Generative Photomontage
Sean J. Liu, Nupur Kumari, Ariel Shamir, Jun-Yan Zhu
2024-08-15

Summary
This paper presents Generative Photomontage, a new method for creating images by combining different parts from various generated images to better match what users want.
What's the problem?
Current text-to-image models can create images but often produce results that don't fully capture what a user is looking for. The generation process can feel random, making it hard to get a single perfect image that includes all desired elements.
What's the solution?
The authors propose a framework called Generative Photomontage, which allows users to select specific parts from multiple generated images using a brush stroke interface.
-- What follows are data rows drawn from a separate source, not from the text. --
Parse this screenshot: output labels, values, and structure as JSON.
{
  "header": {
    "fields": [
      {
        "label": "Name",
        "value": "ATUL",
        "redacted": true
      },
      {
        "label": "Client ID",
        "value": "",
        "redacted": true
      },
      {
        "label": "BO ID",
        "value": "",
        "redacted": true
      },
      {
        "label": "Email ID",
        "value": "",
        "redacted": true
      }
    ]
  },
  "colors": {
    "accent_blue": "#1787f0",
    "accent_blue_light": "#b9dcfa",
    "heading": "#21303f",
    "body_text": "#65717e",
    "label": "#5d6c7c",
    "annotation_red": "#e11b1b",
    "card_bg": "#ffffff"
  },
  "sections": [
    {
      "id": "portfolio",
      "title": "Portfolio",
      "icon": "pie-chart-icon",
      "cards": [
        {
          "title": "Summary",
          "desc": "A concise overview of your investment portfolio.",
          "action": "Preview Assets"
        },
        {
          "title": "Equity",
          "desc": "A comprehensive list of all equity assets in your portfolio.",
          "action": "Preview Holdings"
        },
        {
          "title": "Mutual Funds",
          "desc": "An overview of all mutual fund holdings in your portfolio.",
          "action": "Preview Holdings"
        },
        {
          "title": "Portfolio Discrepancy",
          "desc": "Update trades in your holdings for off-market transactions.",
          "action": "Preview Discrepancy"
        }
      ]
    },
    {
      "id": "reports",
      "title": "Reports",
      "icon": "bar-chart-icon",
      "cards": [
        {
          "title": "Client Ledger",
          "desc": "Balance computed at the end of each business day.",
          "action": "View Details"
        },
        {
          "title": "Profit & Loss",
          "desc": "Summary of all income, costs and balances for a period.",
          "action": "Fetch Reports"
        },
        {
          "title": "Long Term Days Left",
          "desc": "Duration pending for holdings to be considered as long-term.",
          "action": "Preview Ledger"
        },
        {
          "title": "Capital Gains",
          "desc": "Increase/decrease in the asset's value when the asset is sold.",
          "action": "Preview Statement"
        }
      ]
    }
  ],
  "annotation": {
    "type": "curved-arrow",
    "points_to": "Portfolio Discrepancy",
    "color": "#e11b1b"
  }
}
The system then uses advanced techniques to segment these selected parts and blend them together seamlessly, ensuring that the final image reflects the user's choices while maintaining quality.
Why it matters?
This research is important because it improves the way users can create images using AI, making it more interactive and tailored to individual needs. By allowing users to combine elements from different images easily, it opens up new possibilities in fields like art, design, and content creation.
Abstract
Text-to-image models are powerful tools for image creation. However, the generation process is akin to a dice roll and makes it difficult to achieve a single image that captures everything a user wants. In this paper, we propose a framework for creating the desired image by compositing it from various parts of generated images, in essence forming a Generative Photomontage. Given a stack of images generated by ControlNet using the same input condition and different seeds, we let users select desired parts from the generated results using a brush stroke interface. We introduce a novel technique that takes in the user's brush strokes, segments the generated images using a graph-based optimization in diffusion feature space, and then composites the segmented regions via a new feature-space blending method. Our method faithfully preserves the user-selected regions while compositing them harmoniously. We demonstrate that our flexible framework can be used for many applications, including generating new appearance combinations, fixing incorrect shapes and artifacts, and improving prompt alignment. We show compelling results for each application and demonstrate that our method outperforms existing image blending methods and various baselines.